Today I took part in a hybrid conversation organised as part of the Wikimania conference in Cape Town. It was an extension of the Towards Openness work that Christian Friedrich and others have been involved in and which I have admired from the sidelines until now. The provocations that underpinned the conversation were supplied by Taskeen Adam and Paul Prinsloo, and questioned the framing of the Wikimania conference around the concept of “Ubuntu” and the extent to which the term has been appropriated and/or diluted. The session was facilitated by Sukaina Walji, Shanali Govender and Chris Schwarzkopf on site and Taskeen Adam, Maha Bali, Rajiv Jhangiani and Christian Friedrich online.
Unsurprisingly with that group of people we very quickly got into some deep conversations about intersectionality and the extent to which open is not neutral, is contextual, is imbued with power and politics, can be weaponised, and the realities of various national truth and reconciliation processes. I’m not capturing even a fraction of the richness of the conversation, but one of the things we talked about was the idea of mutually constructed shared spaces, rather than notions of inclusion or empowerment.

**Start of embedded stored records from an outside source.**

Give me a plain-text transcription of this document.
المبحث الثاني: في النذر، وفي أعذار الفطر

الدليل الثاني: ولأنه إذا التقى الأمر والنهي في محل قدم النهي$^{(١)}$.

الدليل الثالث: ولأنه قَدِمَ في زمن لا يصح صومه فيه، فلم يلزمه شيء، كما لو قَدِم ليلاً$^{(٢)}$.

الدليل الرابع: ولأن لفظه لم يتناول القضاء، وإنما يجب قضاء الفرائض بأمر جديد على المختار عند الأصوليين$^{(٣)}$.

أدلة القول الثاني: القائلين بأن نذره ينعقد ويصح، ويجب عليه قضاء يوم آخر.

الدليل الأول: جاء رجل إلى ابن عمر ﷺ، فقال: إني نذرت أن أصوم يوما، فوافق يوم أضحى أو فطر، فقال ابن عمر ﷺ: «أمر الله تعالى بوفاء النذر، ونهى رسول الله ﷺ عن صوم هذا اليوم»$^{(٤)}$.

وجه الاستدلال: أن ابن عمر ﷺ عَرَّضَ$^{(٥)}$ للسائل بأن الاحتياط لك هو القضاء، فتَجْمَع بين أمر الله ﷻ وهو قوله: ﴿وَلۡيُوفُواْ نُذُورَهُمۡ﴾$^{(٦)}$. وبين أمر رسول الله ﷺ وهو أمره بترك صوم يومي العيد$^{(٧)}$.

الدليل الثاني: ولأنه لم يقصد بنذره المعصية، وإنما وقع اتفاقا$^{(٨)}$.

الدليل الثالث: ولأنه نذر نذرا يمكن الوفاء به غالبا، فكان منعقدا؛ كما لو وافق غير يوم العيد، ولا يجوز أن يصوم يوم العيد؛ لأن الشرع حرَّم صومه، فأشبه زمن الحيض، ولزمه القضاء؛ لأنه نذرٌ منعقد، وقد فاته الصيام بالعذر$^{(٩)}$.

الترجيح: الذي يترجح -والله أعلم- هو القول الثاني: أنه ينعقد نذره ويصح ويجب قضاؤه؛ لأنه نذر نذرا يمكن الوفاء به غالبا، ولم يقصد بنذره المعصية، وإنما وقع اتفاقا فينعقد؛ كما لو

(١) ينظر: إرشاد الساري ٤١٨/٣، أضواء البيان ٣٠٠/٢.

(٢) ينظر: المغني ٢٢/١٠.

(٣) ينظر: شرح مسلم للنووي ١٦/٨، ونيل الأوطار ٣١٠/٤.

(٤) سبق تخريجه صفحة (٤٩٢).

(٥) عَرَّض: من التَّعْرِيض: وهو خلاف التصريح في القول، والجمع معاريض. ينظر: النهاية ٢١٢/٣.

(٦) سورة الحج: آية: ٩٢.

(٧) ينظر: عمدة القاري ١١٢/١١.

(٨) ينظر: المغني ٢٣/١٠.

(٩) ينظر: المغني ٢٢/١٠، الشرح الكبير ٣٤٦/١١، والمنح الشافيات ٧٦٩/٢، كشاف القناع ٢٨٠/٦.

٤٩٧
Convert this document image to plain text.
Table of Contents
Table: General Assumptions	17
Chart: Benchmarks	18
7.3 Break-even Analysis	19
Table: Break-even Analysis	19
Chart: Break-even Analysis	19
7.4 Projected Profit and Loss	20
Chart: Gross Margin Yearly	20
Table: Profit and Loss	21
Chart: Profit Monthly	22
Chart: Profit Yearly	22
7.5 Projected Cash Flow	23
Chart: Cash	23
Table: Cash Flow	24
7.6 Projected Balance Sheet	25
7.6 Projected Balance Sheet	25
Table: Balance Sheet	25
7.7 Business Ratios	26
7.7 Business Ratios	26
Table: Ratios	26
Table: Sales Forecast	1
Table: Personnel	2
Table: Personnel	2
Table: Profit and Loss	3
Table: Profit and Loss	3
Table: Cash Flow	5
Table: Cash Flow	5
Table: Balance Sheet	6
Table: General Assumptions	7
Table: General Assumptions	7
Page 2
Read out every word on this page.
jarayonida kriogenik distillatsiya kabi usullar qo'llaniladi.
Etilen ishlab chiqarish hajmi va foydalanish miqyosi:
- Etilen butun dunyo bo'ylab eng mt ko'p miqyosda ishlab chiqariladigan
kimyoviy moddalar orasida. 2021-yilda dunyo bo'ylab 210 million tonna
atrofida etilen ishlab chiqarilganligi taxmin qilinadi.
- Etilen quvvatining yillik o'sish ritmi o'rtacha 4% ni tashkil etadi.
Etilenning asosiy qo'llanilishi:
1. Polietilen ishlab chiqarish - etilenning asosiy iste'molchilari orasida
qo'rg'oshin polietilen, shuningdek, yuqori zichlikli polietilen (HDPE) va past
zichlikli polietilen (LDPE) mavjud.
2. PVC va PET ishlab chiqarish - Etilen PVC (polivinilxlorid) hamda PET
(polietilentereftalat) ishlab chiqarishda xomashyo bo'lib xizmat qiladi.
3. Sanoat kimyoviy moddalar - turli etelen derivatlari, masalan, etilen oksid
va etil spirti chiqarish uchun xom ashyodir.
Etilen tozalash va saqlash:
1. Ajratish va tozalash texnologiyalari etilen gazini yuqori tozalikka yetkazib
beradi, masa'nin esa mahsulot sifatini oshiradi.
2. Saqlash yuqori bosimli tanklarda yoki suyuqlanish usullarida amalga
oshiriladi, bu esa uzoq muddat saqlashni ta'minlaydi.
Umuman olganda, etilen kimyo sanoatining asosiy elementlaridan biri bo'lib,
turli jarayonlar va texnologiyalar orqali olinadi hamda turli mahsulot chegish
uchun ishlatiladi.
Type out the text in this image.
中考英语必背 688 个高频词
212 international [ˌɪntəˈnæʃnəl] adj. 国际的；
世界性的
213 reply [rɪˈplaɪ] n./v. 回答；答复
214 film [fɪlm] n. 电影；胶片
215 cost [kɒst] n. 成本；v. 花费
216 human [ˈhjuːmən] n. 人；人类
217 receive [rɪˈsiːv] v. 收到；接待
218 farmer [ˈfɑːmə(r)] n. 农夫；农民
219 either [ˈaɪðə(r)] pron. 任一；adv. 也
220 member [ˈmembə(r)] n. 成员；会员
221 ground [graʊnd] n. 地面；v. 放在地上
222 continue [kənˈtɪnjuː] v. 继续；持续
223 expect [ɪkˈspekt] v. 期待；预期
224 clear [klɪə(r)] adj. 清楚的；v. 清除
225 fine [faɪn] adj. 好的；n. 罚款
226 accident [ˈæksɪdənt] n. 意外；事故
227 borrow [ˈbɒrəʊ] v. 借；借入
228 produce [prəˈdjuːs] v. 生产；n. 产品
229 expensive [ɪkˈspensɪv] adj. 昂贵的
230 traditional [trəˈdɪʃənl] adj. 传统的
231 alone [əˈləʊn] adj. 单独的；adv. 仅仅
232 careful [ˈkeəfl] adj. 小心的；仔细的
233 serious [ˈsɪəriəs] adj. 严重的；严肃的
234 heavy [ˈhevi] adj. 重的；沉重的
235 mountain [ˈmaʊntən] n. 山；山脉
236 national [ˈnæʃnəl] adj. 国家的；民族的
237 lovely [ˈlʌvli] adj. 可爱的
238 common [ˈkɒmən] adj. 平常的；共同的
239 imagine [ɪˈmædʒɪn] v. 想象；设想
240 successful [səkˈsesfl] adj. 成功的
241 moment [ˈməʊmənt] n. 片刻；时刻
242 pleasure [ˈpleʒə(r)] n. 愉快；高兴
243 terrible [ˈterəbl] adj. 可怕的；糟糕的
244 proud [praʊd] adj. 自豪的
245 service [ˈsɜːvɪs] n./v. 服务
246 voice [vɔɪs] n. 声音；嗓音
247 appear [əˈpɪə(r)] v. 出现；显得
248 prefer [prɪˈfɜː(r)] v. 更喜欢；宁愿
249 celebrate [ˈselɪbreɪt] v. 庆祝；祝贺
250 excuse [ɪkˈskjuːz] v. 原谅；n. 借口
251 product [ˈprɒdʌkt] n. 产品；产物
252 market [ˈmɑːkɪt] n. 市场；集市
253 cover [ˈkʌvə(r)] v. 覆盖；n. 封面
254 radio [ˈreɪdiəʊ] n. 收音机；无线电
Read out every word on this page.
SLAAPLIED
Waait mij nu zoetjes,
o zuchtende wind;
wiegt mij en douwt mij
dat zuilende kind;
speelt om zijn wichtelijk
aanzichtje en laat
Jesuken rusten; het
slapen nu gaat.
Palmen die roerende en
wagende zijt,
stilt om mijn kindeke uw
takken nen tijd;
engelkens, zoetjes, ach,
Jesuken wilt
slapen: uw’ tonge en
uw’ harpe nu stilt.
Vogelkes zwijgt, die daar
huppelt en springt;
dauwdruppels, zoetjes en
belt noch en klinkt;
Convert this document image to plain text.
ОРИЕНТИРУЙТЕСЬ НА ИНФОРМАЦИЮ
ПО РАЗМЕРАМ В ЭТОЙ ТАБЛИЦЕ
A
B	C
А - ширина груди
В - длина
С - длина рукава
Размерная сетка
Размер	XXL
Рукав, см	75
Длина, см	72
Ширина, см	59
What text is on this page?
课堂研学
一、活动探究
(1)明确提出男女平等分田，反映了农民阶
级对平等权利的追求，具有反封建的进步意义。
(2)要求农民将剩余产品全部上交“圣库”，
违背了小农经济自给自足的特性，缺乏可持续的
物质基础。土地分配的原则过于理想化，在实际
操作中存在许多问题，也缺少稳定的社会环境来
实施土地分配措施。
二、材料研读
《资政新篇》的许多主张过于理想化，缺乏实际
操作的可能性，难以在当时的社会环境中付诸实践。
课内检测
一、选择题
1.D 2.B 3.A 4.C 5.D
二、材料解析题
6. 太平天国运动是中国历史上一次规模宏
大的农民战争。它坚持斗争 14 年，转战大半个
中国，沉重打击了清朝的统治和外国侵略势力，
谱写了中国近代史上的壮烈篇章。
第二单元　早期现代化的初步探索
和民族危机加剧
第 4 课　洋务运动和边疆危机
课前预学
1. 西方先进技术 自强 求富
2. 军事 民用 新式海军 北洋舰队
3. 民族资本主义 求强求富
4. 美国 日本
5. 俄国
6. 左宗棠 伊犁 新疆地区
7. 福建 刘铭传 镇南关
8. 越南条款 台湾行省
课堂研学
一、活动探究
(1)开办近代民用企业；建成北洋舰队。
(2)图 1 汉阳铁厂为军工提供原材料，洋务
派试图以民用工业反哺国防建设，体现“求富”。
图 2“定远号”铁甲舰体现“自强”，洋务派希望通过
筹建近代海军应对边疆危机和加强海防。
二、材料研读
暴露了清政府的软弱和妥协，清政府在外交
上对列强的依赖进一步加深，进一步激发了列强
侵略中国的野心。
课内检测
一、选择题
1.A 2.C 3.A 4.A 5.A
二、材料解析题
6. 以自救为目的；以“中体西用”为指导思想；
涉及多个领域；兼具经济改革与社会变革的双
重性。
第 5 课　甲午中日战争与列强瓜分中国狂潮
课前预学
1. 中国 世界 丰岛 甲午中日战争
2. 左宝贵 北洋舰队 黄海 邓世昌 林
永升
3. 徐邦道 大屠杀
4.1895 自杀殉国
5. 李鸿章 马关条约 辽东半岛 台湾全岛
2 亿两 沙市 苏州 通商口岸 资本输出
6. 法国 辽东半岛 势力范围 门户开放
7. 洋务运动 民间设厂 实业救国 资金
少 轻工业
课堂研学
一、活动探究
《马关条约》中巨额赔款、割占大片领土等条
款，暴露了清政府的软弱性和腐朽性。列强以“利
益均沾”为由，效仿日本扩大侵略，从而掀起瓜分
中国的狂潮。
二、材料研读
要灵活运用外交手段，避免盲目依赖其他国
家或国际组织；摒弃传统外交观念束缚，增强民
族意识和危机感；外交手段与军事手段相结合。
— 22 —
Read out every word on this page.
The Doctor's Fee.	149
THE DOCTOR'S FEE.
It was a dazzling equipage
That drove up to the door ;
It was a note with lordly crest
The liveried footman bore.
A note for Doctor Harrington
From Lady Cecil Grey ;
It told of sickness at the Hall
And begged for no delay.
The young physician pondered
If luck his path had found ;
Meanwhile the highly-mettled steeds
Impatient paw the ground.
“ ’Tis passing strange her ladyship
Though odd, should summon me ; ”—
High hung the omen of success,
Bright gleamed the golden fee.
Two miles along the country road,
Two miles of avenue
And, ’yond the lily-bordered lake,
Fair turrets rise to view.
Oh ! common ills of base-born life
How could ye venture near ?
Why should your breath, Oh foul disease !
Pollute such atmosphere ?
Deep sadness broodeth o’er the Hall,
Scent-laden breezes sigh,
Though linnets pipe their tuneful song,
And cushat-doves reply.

This seems entirely relevant to a discussion at a Wikimania conference; Wikipedia has the potential to be a mutually constructed shared space, particularly given the inbuilt processes for negotiating and debating knowledge and it’s representation.
I would be keen to know what the attendees at the session in Cape Town made of this? Did they see the relevance and relationship to their own practice within the Wikipedia community?